VGG-Tex: A Vivid Geometry-Guided Facial Texture Estimation Model for High Fidelity Monocular 3D Face Reconstruction
Haoyu Wu, Ziqiao Peng, Xukun Zhou, Yunfei Cheng, Jun He, Hongyan Liu, Zhaoxin Fan
TL;DR
This work tackles the long-standing gap in monocular 3D face reconstruction where texture quality lags behind geometric accuracy. It introduces VGG-Tex, a geometry-guided texture estimation framework that leverages FLAME-based priors through a dual-branch network (FAEM and CGTG), complemented by a Visibility-Enhanced Texture Completion module and a Texture-Guided Geometry Refinement training stage. The approach yields high-fidelity UV textures and competitive geometry on standard benchmarks, outperforming prior texture-focused methods while maintaining robust geometry reconstruction. These advances enable more realistic renderings for applications in AR/VR, animation, and telepresence by producing more faithful facial textures under varied poses and occlusions.
Abstract
3D face reconstruction from monocular images has promoted the development of various applications such as augmented reality. Though existing methods have made remarkable progress, most of them emphasize geometric reconstruction, while overlooking the importance of texture prediction.
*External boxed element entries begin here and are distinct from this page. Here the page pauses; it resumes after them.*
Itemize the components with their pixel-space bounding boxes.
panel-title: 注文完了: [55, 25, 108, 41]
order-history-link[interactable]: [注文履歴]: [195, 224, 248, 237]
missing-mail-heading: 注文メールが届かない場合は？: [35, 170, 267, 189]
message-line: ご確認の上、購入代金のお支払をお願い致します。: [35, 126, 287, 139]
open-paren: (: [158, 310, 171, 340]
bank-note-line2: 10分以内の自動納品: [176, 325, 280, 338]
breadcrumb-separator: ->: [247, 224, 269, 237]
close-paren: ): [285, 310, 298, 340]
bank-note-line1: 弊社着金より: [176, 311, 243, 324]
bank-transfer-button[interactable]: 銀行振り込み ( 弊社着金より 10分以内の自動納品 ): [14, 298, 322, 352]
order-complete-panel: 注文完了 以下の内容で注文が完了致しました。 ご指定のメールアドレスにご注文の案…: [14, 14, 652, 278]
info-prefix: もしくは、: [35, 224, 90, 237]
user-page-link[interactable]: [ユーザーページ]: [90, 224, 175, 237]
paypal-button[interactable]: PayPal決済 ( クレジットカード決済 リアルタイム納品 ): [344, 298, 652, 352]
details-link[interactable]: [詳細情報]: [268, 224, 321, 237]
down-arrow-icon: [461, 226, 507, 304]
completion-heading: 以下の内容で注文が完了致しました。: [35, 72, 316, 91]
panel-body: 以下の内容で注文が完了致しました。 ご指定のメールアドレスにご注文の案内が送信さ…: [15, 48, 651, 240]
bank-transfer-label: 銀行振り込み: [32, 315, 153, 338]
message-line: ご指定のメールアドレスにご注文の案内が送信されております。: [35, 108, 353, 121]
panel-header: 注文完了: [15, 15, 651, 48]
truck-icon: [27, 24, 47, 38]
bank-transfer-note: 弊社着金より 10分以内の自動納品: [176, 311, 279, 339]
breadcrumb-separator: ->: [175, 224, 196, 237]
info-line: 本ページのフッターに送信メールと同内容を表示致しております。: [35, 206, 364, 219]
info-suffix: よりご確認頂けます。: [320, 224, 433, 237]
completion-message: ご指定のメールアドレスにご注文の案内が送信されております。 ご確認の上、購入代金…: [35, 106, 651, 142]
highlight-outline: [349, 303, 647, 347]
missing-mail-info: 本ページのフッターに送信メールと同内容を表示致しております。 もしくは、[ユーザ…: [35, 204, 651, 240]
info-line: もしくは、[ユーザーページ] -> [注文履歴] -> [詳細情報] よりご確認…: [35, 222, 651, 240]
To address this issue, we propose VGG-Tex, a novel Vivid Geometry-Guided Facial Texture Estimation model designed for High Fidelity Monocular 3D Face Reconstruction. The core of this approach is leveraging 3D parametric priors to enhance the outcomes of 2D UV texture estimation. Specifically, VGG-Tex includes a Facial Attributes Encoding Module, a Geometry-Guided Texture Generator, and a Visibility-Enhanced Texture Completion Module. These components are responsible for extracting parametric priors, generating initial textures, and refining texture details, respectively. Based on the geometry-texture complementarity principle, VGG-Tex also introduces a Texture-guided Geometry Refinement Module to further balance the overall fidelity of the reconstructed 3D faces, along with corresponding losses. Comprehensive experiments demonstrate that our method significantly improves texture reconstruction performance compared to existing state-of-the-art methods.